Моя старшая сестра Нкирука стала женщиной под африканским солнцем, и кто может винить ее, если африканское солнце такое жаркое, что распалило ее, что она стала вертлявой и кокетливой? Кто бы, прислонившись к столбику веранды у своего дома, не улыбнулся бы добродушно, глядя на мою мать, укоризненно говорящую: «Нкирука, доченька, ты не должна так улыбаться взрослым парням»?

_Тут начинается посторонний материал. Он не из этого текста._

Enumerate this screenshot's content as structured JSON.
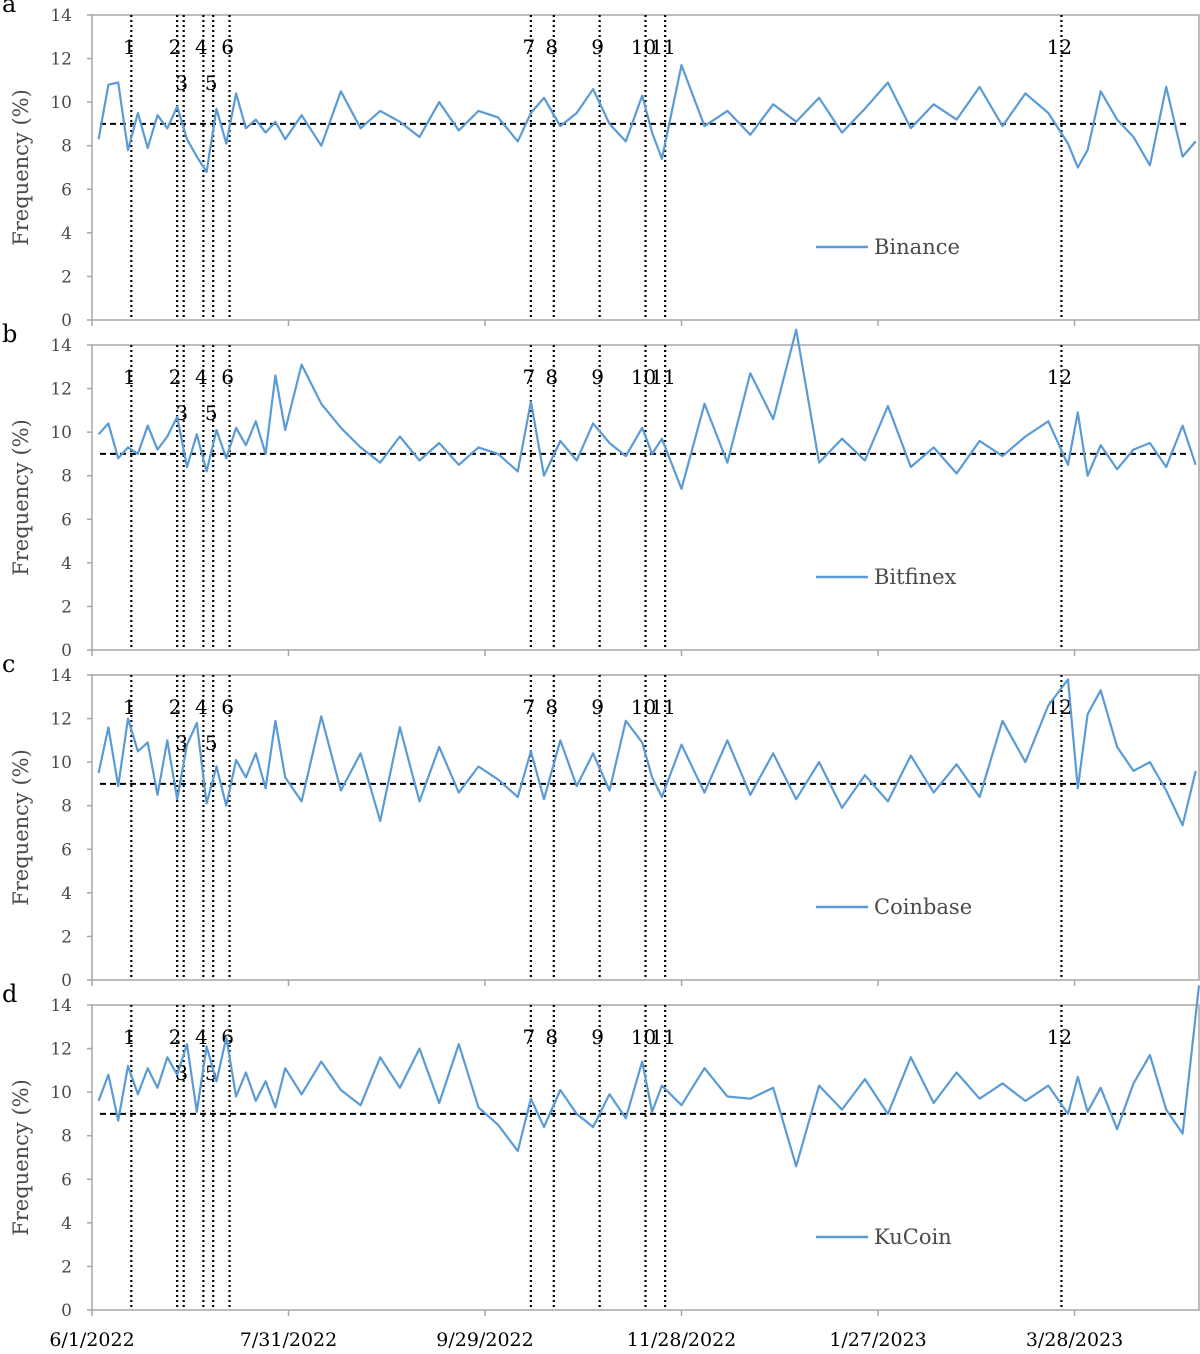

А я… Я была женщиной под белыми лампами дневного света, в подвальной комнатушке центра временного содержания, в сорока милях от Лондона. Там не было времен года. Там было холодно, холодно, холодно, и некому мне было улыбаться. Те холодные годы превратились в льдинку внутри меня. Та африканская девчонка, которую заперли в центре временного содержания, бедняжка, она не ушла безвозвратно. В моей душе она до сих пор заперта там, навсегда, под безжалостным светом ламп дневного света, она так и сидит на зеленом линолеумном полу, согнув ноги в коленях и прижав к ним подбородок. А та женщина, которую выпустили из центра временного содержания, то существо, которое я собой представляю, — это совсем другой человек. Новая порода. Во мне нет ничего естественного. Я родилась — вернее, переродилась — в плену. Я выучила ваш язык по вашим газетам, я одета в ваши обноски, и мои карманы болят из-за того, что в них нет вашего фунта. Будьте добры, представьте себе рекламную вырезку из журнала Save the Children [1]: улыбающаяся молодая женщина, одетая во что-то розовое, поношенное, вынутое из мусорного бака на стоянке возле вашего местного супермаркета, которая говорит по-английски так, как пишут в передовых статьях Times.Я бы перешла на другую сторону, чтобы с собой не встретиться. Честно говоря, это единственное, в чем согласны между собой люди из вашей страны и люди из моей. Они говорят: «Эта девчонка-беженка — не одна из нас. Этой девчонке среди нас не место».Эта девчонка — полукровка, дитя, родившееся от неестественного союза, незнакомое лицо при свете луны.
Итак, я беженка, и мне бывает очень одиноко. Моя ли вина в том, что я не выгляжу как англичанка и не говорю как нигерийка? А кто говорит, что англичанка должна иметь кожу бледную, как облака, проплывающие над ней летом? Кто говорит, что нигерийка обязана говорить по-английски неграмотно, будто английский язык столкнулся с языком ибо [2]где-то высоко-высоко, в атмосфере, и пролился дождем, и попал ей в рот, и она чуть не захлебнулась, и ей остается только рассказывать истории про яркие африканские краски и вкус жареного плантайна [3]? Причем рассказывать не просто так, а так, словно она несчастная, которую спасли во время наводнения, и она до сих пор выкашливает из своих легких колониальную воду.
1
Спасите детей (англ.). — Здесь и далее примечания переводчика.
2
Ибо — язык народа ибо, живущего в Восточной Нигерии.
3
Плантайн — особый сорт бананов, предназначенный для жарки.